I think it's informative how few analysts have every touched a Model S, let alone driven one. More importantly, few of them have talked personally to anyone on the Tesla management team. There is, therefore, a large gap between the information (and credibility of the information) that those of us who follow TMC obsessively have and that which the typical institutional or retail investor has. This gap creates an opportunity for trading advantage that doesn't violate normal financial theory.

Summary: as I told my financial guy, "No one's ever lost money betting on Elon Musk."

Yeah, almost all my money is in low cost Vanguard index funds. I didn't start out investing this way, but that's where I have ended up.

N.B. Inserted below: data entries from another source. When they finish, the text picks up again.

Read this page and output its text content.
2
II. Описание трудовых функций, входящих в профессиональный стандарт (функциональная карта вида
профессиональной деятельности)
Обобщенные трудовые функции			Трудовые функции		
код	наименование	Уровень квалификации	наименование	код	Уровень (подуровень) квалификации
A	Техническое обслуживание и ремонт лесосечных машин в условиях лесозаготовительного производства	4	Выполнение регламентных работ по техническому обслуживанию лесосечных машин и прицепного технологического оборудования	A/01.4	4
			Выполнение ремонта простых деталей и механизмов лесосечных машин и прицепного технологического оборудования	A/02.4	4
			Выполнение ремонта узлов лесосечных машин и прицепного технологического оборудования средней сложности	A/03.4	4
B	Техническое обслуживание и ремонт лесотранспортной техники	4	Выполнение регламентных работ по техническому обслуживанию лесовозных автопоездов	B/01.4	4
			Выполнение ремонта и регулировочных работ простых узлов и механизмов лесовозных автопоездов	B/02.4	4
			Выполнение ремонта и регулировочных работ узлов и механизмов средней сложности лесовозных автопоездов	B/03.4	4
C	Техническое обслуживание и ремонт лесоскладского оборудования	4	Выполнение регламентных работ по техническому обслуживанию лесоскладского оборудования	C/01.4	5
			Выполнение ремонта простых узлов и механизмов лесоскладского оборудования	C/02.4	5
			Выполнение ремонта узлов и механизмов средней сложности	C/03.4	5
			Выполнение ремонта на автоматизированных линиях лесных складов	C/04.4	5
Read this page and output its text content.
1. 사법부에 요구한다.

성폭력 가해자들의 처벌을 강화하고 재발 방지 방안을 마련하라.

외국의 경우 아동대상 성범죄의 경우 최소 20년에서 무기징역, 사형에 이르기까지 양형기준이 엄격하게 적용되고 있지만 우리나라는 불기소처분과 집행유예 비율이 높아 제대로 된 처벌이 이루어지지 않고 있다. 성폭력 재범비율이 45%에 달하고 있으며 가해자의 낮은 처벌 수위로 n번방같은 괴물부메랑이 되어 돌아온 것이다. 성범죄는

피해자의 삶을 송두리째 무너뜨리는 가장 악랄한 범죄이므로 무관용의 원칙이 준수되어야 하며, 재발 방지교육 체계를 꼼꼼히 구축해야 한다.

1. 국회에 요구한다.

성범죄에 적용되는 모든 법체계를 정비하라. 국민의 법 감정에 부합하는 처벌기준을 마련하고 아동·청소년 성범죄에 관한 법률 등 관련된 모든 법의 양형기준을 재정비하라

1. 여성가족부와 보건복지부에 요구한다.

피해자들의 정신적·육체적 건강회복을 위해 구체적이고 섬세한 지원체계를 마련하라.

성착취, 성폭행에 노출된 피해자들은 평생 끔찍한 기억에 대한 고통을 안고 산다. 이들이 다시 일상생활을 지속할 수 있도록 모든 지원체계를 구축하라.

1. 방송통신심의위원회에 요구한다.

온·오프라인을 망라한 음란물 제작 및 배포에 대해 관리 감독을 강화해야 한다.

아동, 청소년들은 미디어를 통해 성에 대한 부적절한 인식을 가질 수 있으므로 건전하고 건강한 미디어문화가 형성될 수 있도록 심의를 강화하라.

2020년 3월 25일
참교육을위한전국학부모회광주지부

I think there can, occasionally, be some inefficiencies in the market when it comes to small companies that are not heavily followed, so there may be some excess return
from investing in one of them that you have studied and know particularly well. But given the high transaction costs associated with options, given the substantial
tax disadvantages of short term capital gains (top marginal rates of around 50% these days in most states, when you add up the federal, state and health care taxes),
and given that with options, you must also know not only "what" but "when", I'm somewhat doubtful that active trading is the way to go. If I were taking a bet on
Tesla (other than buying their cars), I'd buy the stock and then try to forget about it. The idea that it's possible to actively trade in and out with a profit (aside from one gained by chance) without having any special knowledge I find extremely implausible. It would mean that you have the ability to forecast the price of the stock and to value options
on short time scales (say months), better than the market - a skill that I don't believe exists. Even if you are a company insider and know everything that can be known about the company, there are many factors that are essentially unknowable - such as aggregate opinions on the topics on your above, not to mention
overall market movements - which will strongly affect the price of the stock and its options.
 
@Jeff Miller: I agree with you.

I've actually only traded heavily (meaning large % of portfolio) in single stocks three times in my life: (1) Palm/3Com arbitrage in 2000, when I put in all my savings, my tuition money and whatever I could borrow (incl E*trade margin), (2) a boring stock here in Norway that was offered at IPO at a 20% discount to retail investors and (3) TSLA. I typically invest by paying off my mortgage, or in index funds. But when you see something that the market does not see - in this case the excellence of the Model S, of TSLA's execution and the underestimated probability of an all-EV future - then you have to go all-in. (In this case I am not throwing in the kitchen sink, because even though it is a rare investment opportunity, there is still a non-zero probability of this thing going to hell - one safety recall is all it would take for the situation to obtain a pear-like geometry).